Tentative de sécession de la Catalogne: 9 à 13 ans de prison pour des indépendantistes
(c) Belga

La Cour suprême espagnole a condamné lundi neuf des 12 Catalans jugés pour leur rôle dans la tentative de sécession de la Catalogne en 2017 à des peines allant de 9 à 13 ans de prison pour sédition et détournement de fonds publics. Ces peines sont nettement inférieures à celles réclamées par le parquet qui avait requis jusqu'à 25 ans de prison dans le cas de l'ancien vice-président régional Oriol Junqueras. Trois autres ont été condamnés à des amendes.

L'ex-président catalan Carles Puigdemont a dénoncé lundi une "aberration", estimant qu'il était "temps de réagir". "Cent ans de prison en tout. Une aberration. Maintenant plus que jamais, à vos côtés et à ceux de vos familles. Il est temps de réagir comme jamais auparavant. Pour l'avenir de nos fils et de nos filles. Pour la démocratie. Pour l'Europe. Pour la Catalogne", a écrit le responsable indépendantiste qui vit en Belgique après la tentative ratée de sécession en 2017.

Un peu plus tard dans la journée de ce lundi, l'ex-président catalan s'est exprimé lors d'une déclaration à la presse à Bruxelles. "Il y a beaucoup de façons (de répondre), toutes doivent être démocratiques et non violentes", a déclaré M. Puigdemont, contre qui la justice espagnole vient de lancer un nouveau mandat d'arrêt européen et international.
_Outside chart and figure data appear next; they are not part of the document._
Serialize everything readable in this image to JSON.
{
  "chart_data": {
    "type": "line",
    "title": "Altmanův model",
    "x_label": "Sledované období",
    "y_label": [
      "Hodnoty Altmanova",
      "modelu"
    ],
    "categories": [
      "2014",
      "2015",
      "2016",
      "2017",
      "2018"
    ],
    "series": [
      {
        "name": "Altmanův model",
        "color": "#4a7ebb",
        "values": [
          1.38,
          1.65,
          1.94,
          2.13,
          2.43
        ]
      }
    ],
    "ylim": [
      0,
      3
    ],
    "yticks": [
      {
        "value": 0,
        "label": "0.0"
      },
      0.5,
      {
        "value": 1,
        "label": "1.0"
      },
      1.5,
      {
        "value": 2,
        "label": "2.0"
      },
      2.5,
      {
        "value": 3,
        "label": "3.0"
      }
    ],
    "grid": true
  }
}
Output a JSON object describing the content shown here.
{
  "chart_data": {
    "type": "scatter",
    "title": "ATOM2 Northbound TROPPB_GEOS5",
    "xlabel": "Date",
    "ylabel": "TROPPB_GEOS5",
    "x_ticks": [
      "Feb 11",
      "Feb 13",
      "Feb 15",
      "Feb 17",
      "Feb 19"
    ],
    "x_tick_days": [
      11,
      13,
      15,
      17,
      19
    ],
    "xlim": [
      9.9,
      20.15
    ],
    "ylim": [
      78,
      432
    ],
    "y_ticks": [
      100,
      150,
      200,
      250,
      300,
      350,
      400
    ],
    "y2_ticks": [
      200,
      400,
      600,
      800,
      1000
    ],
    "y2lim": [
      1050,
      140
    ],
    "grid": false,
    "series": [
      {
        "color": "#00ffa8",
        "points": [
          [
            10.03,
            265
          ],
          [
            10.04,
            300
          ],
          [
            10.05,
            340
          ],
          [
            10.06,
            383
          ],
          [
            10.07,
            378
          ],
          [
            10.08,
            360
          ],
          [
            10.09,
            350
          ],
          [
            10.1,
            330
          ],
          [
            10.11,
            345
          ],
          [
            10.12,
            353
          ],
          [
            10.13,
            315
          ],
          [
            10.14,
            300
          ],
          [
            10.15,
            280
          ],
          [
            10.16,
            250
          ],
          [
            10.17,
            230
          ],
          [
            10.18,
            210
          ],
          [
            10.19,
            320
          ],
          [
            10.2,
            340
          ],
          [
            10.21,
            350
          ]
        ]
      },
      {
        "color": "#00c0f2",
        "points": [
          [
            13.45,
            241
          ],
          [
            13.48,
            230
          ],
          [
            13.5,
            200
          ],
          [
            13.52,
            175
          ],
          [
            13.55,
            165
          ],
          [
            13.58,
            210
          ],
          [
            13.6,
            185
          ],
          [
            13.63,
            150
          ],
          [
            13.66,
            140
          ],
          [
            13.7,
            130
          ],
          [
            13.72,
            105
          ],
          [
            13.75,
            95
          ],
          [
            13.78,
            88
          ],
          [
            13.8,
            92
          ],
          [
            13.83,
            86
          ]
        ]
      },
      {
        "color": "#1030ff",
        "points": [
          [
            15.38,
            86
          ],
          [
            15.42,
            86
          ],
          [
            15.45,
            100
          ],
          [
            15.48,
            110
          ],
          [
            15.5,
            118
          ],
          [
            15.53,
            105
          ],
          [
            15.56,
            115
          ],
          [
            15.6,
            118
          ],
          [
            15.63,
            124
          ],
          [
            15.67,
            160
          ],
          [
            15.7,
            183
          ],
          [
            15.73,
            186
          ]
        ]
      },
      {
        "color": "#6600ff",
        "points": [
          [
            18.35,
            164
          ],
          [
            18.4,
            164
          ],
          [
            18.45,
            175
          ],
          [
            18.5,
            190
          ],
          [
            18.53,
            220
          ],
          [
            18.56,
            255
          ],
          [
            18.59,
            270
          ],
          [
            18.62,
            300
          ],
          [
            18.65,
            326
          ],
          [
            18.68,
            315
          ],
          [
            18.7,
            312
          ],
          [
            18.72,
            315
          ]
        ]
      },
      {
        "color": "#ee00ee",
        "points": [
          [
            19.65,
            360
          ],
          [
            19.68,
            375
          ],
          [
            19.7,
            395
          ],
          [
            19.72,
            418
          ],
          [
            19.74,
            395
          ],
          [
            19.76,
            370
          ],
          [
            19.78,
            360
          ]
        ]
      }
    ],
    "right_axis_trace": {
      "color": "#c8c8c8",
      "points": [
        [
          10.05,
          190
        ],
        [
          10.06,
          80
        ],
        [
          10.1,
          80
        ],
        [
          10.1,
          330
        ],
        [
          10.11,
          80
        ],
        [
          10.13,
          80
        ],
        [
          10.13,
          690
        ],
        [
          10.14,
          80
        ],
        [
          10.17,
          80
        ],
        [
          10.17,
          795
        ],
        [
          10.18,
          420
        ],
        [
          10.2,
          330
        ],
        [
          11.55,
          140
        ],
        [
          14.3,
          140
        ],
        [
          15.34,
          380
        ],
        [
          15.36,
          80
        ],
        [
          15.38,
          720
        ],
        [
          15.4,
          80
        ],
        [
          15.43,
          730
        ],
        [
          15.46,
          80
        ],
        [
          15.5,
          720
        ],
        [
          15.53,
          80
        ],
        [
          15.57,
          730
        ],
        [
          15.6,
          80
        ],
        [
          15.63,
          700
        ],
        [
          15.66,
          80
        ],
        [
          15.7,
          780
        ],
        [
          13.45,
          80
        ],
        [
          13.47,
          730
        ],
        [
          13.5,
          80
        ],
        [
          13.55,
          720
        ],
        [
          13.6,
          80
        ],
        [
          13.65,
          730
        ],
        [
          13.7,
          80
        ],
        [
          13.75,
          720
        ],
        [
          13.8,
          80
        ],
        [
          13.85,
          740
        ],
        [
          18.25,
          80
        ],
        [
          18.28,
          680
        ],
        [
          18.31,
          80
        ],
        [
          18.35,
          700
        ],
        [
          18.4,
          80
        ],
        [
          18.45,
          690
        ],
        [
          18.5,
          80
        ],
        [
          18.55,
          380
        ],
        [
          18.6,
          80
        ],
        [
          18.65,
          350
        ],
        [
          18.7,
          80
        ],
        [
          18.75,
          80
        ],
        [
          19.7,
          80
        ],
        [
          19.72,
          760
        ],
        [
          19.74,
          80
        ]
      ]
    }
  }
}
L'indépendantiste a appelé à "convertir les élections du 10 novembre en une réponse massive et sonore de refus, de liberté et de fermeté".

L'ex-président catalan a fustigé une "stratégie de répression et de vengeance", affirmant que les autorités espagnoles "craignent" la réponse des urnes.


Vie en Belgique

Principal acteur de la tentative de sécession de 2017, M. Puigdemont a quitté l'Espagne pour la Belgique afin d'échapper aux poursuites. La Cour suprême a annoncé lundi que le juge Pablo Llarena, qui avait retiré "un mandat d'arrêt européen et international" pour rébellion contre M. Puigdemont devant l'impossibilité de le faire appliquer par des partenaires européens, en avait émis un nouveau "pour les délits de sédition et détournements de fonds publics".